Leukemic cells often show genetic alterations in both cell cycle proteins and differentiation factors, that are co-selected for during cancer evolution. This strongly suggests that leukemic cells need to disrupt this coordination between the cell cycle trigger and differentiation regulators. Current chemotherapies almost always aim to reduce proliferation, but without any specificity to cancer cells and this can seriously affect healthy cells as well, leading to systemic toxicity. In addition, ‘silent’ leukemic cells that are not actively proliferating but may re-enter the cell cycle later on, leading to relapse, are insensitive to anti-proliferative drugs. We think that if we understand in depth how different cell fates are coordinated, or how cells make the decision to divide including after having spent a long time in a silent state, we will be able to find pharmacological targets or combinations of targets that will affect specifically the cancer cells, and also prevent relapse.

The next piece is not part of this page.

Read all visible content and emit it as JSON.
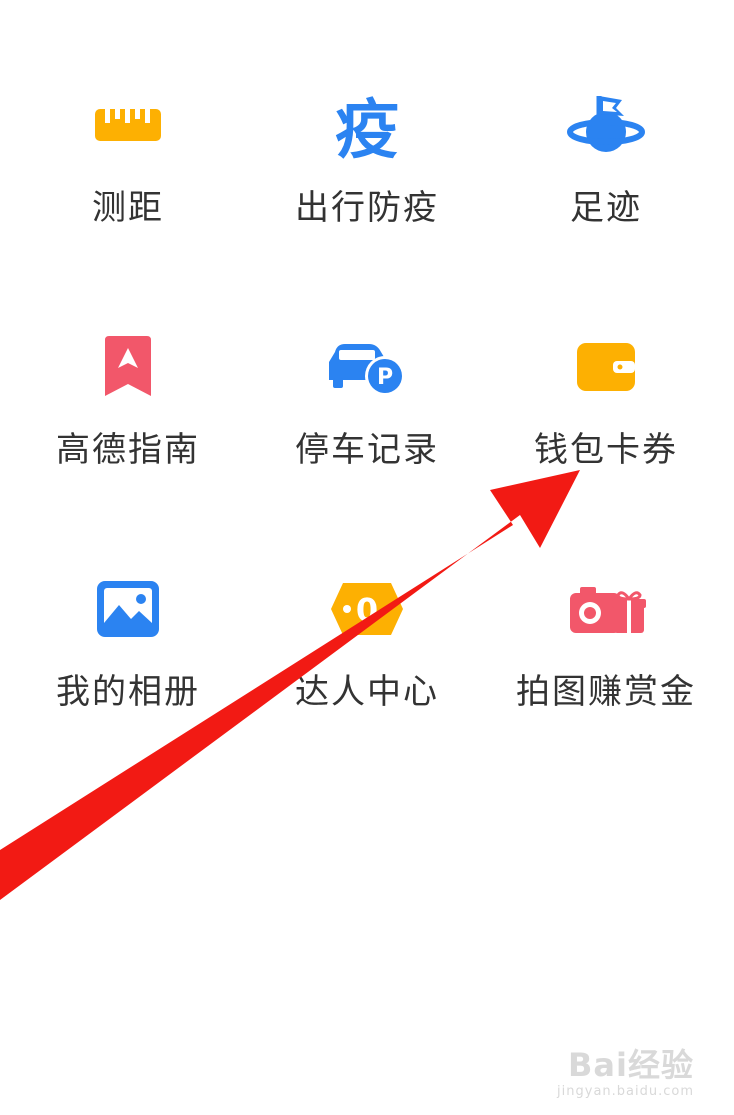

This is probably a bit early to talk about preclinical applications, however we have used the same methodology in yeast and discovered new quantitative determinants of the commitment to division. Using these results, we identified a single point mutation that renders yeast cells hypersensitive to glucose supply. This is a proof-of-principle that our approach can predict ways to differentially control the proliferation of cells with slightly different genotypes, using an environmental signal (glucose supply in this seminal work). We expect to be soon able to predict similar genotype- and environment-dependent proliferation defects in human cells, which we will use to target differentially healthy and leukemic B-cells.